Government -
He may be back in his old job, but Finance Minister Tom Marshall is facing a new set of challenges.
"Obviously when I was there last time, we had revenues like never before, driven mainly by oil and minerals," Marshall told The Telegram.
"Now we're in a different time. We're in a great recession and the numbers are different."
In Marshall's first tenure as finance minister, spanning most of 2007 and 2008, booming oil prices saw the province record sky-high surpluses and slash billions off its net debt.
But this fiscal year, lower commodities prices led the government to project a $750-million deficit.
Marshall issued a warning about the pace of government spending.
"We have to ensure that the investments we make - whether we make them in health, or in education, or anywhere else - are sustainable over the long term," he said.
Marshall added that those investments must allow the government to provide access to programs and services, both "today and for future generations."
Those investments have been cycling higher and higher in recent years.
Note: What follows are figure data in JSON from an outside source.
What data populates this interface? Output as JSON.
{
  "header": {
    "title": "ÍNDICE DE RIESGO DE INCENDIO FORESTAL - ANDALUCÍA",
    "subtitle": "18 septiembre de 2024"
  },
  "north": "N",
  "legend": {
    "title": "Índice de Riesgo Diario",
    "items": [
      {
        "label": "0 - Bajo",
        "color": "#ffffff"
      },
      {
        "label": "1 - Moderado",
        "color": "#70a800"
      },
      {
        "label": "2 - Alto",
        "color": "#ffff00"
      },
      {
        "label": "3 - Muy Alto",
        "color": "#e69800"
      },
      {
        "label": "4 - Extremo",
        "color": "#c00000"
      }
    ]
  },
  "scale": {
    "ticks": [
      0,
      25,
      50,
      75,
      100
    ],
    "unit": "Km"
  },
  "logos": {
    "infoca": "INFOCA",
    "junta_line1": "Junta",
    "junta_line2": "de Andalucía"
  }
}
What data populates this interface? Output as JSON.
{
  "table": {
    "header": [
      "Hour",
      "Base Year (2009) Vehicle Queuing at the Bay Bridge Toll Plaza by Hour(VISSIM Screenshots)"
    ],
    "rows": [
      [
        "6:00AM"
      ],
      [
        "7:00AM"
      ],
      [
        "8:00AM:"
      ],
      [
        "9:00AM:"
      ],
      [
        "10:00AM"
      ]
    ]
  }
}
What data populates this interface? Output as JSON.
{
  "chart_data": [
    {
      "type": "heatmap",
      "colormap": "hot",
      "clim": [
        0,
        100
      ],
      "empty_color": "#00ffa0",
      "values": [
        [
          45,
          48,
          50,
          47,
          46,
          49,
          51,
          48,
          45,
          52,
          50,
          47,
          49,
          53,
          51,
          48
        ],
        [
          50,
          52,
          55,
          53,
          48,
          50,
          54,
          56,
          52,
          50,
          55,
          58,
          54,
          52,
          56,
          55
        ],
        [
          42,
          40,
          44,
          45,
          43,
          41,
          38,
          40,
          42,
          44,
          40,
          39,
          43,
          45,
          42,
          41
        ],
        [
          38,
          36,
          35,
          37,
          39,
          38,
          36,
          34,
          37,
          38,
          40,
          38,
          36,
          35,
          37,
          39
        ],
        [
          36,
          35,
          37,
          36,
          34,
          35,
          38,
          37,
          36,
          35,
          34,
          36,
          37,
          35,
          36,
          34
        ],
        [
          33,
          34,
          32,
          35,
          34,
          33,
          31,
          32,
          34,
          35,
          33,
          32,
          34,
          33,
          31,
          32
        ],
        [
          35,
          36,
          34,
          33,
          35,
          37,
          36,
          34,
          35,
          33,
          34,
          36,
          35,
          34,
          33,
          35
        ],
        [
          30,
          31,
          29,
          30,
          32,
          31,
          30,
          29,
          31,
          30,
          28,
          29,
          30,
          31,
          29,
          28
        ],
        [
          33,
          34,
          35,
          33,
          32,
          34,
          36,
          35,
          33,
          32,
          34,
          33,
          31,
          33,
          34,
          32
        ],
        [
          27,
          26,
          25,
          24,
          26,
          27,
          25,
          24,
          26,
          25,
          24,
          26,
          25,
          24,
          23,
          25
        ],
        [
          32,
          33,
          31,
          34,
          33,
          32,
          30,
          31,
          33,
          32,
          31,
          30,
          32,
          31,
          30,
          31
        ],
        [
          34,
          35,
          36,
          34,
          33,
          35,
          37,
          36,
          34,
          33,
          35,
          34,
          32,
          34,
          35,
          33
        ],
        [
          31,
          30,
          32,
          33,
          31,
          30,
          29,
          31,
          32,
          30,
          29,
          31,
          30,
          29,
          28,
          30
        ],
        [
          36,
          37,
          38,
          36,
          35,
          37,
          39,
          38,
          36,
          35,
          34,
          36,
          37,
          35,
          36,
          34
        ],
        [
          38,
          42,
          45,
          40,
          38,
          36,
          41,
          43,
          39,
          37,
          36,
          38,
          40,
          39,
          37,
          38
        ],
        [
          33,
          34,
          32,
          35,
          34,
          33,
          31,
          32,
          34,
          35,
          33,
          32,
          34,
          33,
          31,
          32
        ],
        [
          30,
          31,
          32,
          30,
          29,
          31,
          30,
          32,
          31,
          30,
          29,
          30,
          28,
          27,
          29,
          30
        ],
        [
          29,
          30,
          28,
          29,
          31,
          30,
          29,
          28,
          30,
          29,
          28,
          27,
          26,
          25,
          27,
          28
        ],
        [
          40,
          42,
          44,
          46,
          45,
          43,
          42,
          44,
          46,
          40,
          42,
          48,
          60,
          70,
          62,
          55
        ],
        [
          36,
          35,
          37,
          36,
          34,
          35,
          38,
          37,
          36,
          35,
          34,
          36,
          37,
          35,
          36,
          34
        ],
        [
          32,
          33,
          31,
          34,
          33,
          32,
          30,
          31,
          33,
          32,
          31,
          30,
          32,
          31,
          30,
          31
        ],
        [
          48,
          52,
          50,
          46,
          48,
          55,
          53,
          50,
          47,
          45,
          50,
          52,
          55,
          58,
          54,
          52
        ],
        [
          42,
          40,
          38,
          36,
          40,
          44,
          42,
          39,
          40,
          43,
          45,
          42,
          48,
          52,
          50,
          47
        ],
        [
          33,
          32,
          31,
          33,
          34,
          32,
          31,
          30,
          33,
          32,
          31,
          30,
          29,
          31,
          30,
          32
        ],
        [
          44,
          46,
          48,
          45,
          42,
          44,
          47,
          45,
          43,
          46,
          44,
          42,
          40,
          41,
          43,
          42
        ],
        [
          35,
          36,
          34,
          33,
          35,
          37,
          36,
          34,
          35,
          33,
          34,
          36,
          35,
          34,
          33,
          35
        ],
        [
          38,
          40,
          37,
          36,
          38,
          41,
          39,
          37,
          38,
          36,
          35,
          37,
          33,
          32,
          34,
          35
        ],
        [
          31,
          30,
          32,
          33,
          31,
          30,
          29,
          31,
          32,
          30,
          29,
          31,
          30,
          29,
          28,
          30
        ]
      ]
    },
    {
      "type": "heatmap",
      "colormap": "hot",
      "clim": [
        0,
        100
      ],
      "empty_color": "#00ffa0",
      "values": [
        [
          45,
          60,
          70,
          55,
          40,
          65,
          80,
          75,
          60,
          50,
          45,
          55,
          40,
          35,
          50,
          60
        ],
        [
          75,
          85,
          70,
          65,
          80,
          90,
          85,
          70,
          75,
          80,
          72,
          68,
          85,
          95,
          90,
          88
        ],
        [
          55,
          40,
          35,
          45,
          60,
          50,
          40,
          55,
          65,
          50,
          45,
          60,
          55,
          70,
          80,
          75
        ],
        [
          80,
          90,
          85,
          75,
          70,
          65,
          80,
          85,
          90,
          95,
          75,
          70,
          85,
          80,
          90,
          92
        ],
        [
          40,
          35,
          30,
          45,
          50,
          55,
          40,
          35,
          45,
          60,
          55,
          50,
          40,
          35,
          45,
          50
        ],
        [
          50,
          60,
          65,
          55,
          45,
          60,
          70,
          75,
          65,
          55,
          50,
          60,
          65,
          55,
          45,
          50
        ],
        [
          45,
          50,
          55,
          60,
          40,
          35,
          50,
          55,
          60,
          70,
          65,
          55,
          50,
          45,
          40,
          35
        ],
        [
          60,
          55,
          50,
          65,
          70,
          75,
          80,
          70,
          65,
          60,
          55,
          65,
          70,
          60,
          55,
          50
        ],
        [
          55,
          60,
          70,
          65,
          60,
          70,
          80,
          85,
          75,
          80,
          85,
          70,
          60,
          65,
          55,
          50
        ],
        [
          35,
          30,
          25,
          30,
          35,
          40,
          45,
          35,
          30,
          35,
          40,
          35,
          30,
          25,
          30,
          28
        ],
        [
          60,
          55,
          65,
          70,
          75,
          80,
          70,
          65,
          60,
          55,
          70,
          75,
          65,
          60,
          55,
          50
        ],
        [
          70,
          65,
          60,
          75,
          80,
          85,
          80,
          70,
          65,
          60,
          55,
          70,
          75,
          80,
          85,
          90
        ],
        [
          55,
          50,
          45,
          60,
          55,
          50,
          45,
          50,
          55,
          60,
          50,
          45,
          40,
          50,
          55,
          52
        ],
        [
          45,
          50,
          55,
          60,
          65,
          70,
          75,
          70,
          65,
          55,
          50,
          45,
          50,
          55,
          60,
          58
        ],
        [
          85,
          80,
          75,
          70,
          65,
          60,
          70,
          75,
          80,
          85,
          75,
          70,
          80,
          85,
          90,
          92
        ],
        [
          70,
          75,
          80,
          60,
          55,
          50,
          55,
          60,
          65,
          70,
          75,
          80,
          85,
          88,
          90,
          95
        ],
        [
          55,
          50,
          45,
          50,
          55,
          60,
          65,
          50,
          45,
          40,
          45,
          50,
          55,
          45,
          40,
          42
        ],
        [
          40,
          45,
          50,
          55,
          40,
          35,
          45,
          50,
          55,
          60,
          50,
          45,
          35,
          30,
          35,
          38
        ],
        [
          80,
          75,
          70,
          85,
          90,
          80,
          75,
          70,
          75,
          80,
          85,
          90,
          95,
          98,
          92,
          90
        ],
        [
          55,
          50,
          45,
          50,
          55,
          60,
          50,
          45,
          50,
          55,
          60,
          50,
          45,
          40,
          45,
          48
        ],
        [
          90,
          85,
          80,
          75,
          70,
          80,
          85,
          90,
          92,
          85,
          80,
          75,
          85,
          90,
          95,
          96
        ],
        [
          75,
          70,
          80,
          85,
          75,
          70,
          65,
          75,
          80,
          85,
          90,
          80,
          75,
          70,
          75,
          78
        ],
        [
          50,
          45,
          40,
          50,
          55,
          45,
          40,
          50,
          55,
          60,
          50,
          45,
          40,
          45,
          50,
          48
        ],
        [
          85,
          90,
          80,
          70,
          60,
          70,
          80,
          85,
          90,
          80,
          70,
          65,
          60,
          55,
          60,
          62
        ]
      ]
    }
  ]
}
This year, the province expects to spend $519 million more on programs than it did last year.
In 2009-2010, the government budgeted to pay out a shade less than $7 billion in gross expenditures.
In the Williams administration's first budget, brought down in 2004, gross expenditures were budgeted to come in at under $4.3 billion.
The current estimate is 63 per cent higher than five years ago.
"At the current level, I think it's going to be very difficult to sustain it, because the way the costs are going - we've gone from X-ray machines to CAT scan machines to MRI machines to PET scan machines," Marshall said when asked if today's level of overall government spending is sustainable.
"And people will want us to provide that investment. The cost of drugs is also high. So we have to spend our monies wisely to make sure, as I said, that people have access to the system and access to good quality health care when they need it."
Marshall's challenge now is balancing declining revenues against increasing needs.
He said the key is "spending wiser, and spending smarter."
Marshall - who boomeranged back to finance in the cabinet shuffle forced by Paul Oram's resignation from politics earlier this month - said it's too early to tell definitively where the province's ledger books stand for this year.
But it is unlikely he will have the same amount of cash as the oil-fuelled years of the recent past.
"I would think so, but when I came into this job last time, I never thought oil would go through the roof the way it did. We're starting to see signs - oil took a run the last couple of days, the dollar took a run the last couple of days. So what does that mean? I can't predict the future. I'm asked to, but I can't. Who knows what the future is going to bring."